Kurt Elling: SuperBlue

Rating: ★★★★

Record and Artist Details

Musicians:

Corey Fonville (d, perc)
Kurt Elling (v)
DJ Harrison (kys)
Charlie Hunter (g)

Label:

Edition Records

November/2021

Media Format:

CD, LP, DL

Catalogue Number:

EDN1174

RecordDate:

Rec. October 2020–February 2021

Fresh from bagging his second Grammy in March earlier this year for his brilliant debut on Edition Records, Secrets Are The Best Stories, Kurt Elling’s follow-up for the label sees him taking a funky new direction in the company of guitarist and co-producer Charlier Hunter – 20 years after Elling guested on Hunter’s 2001 Blue Note album Songs From the Analog Playground – plus two members of long-standing groove merchants Butcher Brown, keys player DJ Harrison and drummer Corey Fonville.

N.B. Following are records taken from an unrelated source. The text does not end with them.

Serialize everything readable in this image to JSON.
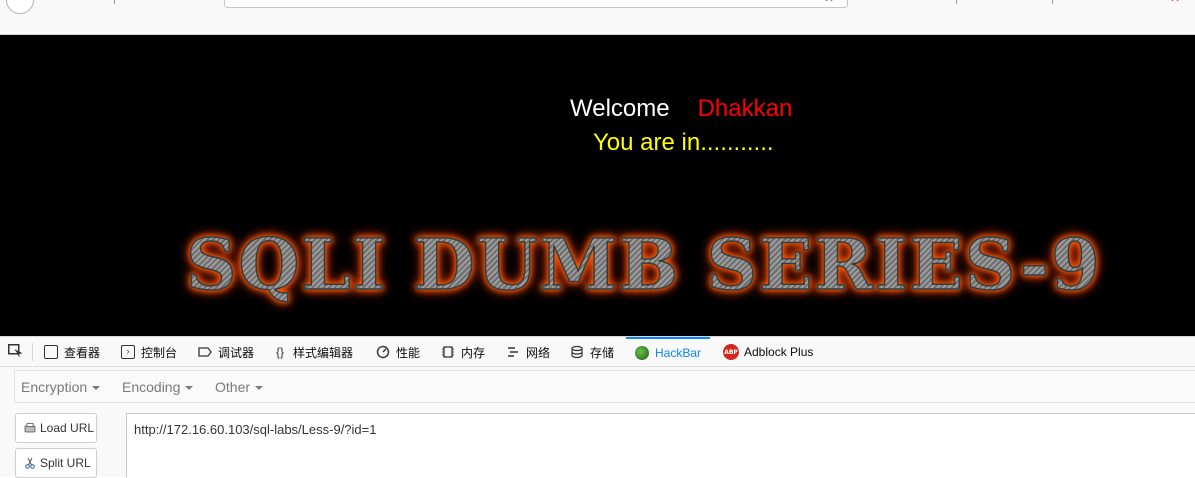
{
  "page": {
    "welcome_label": "Welcome",
    "welcome_name": "Dhakkan",
    "status_text": "You are in...........",
    "banner_text": "SQLI DUMB SERIES-9"
  },
  "devtools": {
    "tabs": [
      {
        "label": "查看器",
        "icon": "inspector-icon"
      },
      {
        "label": "控制台",
        "icon": "console-icon"
      },
      {
        "label": "调试器",
        "icon": "debugger-icon"
      },
      {
        "label": "样式编辑器",
        "icon": "style-editor-icon"
      },
      {
        "label": "性能",
        "icon": "performance-icon"
      },
      {
        "label": "内存",
        "icon": "memory-icon"
      },
      {
        "label": "网络",
        "icon": "network-icon"
      },
      {
        "label": "存储",
        "icon": "storage-icon"
      },
      {
        "label": "HackBar",
        "icon": "hackbar-icon",
        "active": true
      },
      {
        "label": "Adblock Plus",
        "icon": "adblock-plus-icon"
      }
    ],
    "abp_badge": "ABP"
  },
  "hackbar": {
    "menu": [
      {
        "label": "Encryption"
      },
      {
        "label": "Encoding"
      },
      {
        "label": "Other"
      }
    ],
    "load_url_label": "Load URL",
    "split_url_label": "Split URL",
    "url_value": "http://172.16.60.103/sql-labs/Less-9/?id=1"
  },
  "colors": {
    "page_bg": "#000000",
    "welcome_name": "#ff0000",
    "status_text": "#ffff00",
    "active_tab": "#0a84ff"
  }
}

The album’s opening salvo and title track establishes the head-nodding, marmoreal sound-world, with Elling penning smart new lyrics to the classic 1978 Freddie Hubbard cut, and band and singer springing a dramatic switch to half time at just over the two-thirds point. ‘Sassy’ presents a hip reworking of Manhattan Transfer’s tribute to Sarah Vaughan, while the inspiriting band collaboration ‘Manic Panic Epiphanic’ sees Elling flexing his falsetto to maximum effect. Elling clearly relishes delivering the vivid imagery of the Tom Waits/Kathleen Brennan-penned spoken word, ‘Circus’ (“Topping the bill was Horse Face Ethel And her Marvellous Pigs In Satin”) and fruitfully dips into his back catalogue by revisiting ‘Endless Lawns’ from his 2018 album The Questions, in which he appends new lyrics to Carla Bley’s incomparably beautiful ‘Lawns’ – interesting to note that here Elling chooses to interweave the Judith Minty poem ‘Sailing By Stars’, rather than Sara Teasdale’s ‘Winter Stars’ as he did on The Questions. The contemplative stasis of ‘Where To Find It’, in which Elling adds new lyrics to ‘Aung San Suu Kyi’, a composition by one of his most important touchstones, Wayne Shorter, is yet another standout.